My eyes grow two sizes. “When and how did that happen?’
“Years ago Dario needed to liquidate some assets to help his brother. I only agreed to the caveat because I was sure you would take the job as Principal. So if you don’t, the Contis will control everything,” Dad says without hesitation. “Let me announce you as my replacement at my birthday party tonight, then Dario and Rocco won’t have to like it, but they’ll have to accept it.”
Before he can argue further, Adelaide interrupts in her posh British accent. “Bash, my love?”

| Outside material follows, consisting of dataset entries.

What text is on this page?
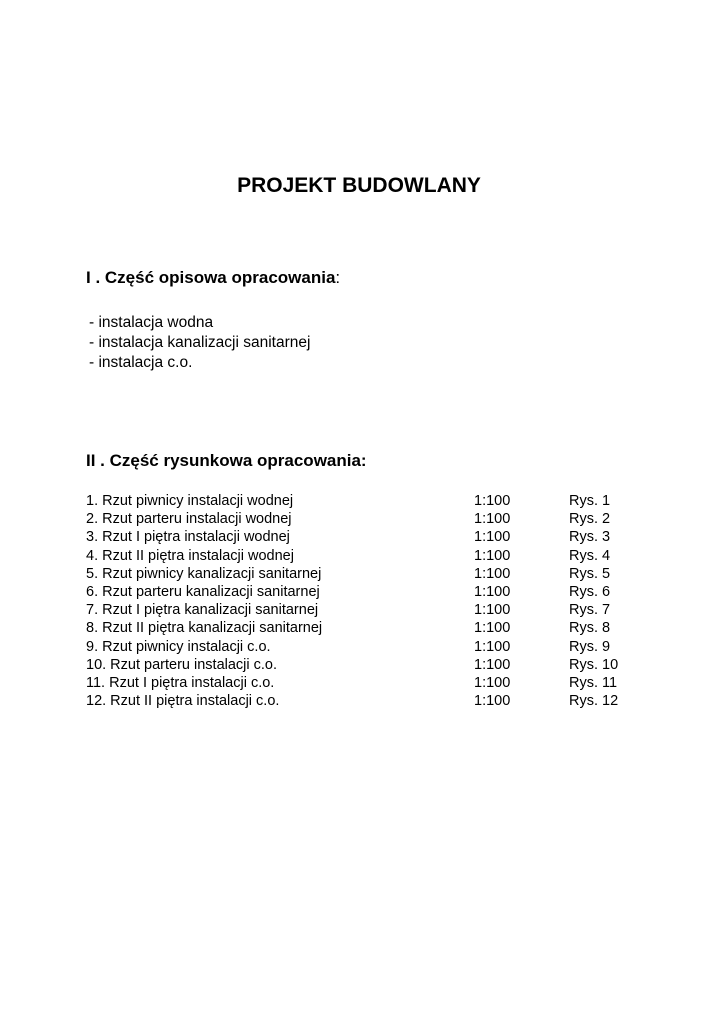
PROJEKT BUDOWLANY
I . Część opisowa opracowania:
- instalacja wodna
- instalacja kanalizacji sanitarnej
- instalacja c.o.
II . Część rysunkowa opracowania:
1. Rzut piwnicy instalacji wodnej	1:100	Rys. 1
2. Rzut parteru instalacji wodnej	1:100	Rys. 2
3. Rzut I piętra instalacji wodnej	1:100	Rys. 3
4. Rzut II piętra instalacji wodnej	1:100	Rys. 4
5. Rzut piwnicy kanalizacji sanitarnej	1:100	Rys. 5
6. Rzut parteru kanalizacji sanitarnej	1:100	Rys. 6
7. Rzut I piętra kanalizacji sanitarnej	1:100	Rys. 7
8. Rzut II piętra kanalizacji sanitarnej	1:100	Rys. 8
9. Rzut piwnicy instalacji c.o.	1:100	Rys. 9
10. Rzut parteru instalacji c.o.	1:100	Rys. 10
11. Rzut I piętra instalacji c.o.	1:100	Rys. 11
12. Rzut II piętra instalacji c.o.	1:100	Rys. 12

We turn and there she is, long, flowy, but lowcut dress billowing in the ocean breeze. Ankles covered, tits out. I shouldn’t be such a bitch. I have a very similar dress. Hell, I have about sixty that are way more revealing. But I didn’t elope with someone’s dad so… Man, I wish I didn’t feel bad when I had these thoughts. I wish I hated her. I don’t. We actually worked together a few times on modeling jobs, which is how she met my dad. I modeled in a show with her in Paris Fashion Week and introduced them at the after party. Ugh. I sigh, and her eyes slide to me. “Frankie we both know Rocco and Dario don’t deserve this. You do.”
“True,” I reply and give her a small smile.
“So?” Adelaide prompts.
I want to scream no at the top of my lungs, but instead I say in a resigned tone, “You’re looking at the next Team Principal for Mirabella Racing.”
“I’m so proud of you!” Dad pulls me into a hug as Adelaide claps like a cheerleader.
“So, birthday party. Eight. At the Maria Cristina. Key team members and investors will be there, so it’s the perfect place to announce.”
Dad kisses my cheek before stepping away from me and the beach to stand next to his wife, who anyone watching would think is my sister if they didn’t know better. He turns with his child bride and saunters back to the hotel while I turn back to the ocean and contemplate walking into the surf and swimming away from this place and my life. It might be easier than being Team Principal at Mirabella Racing.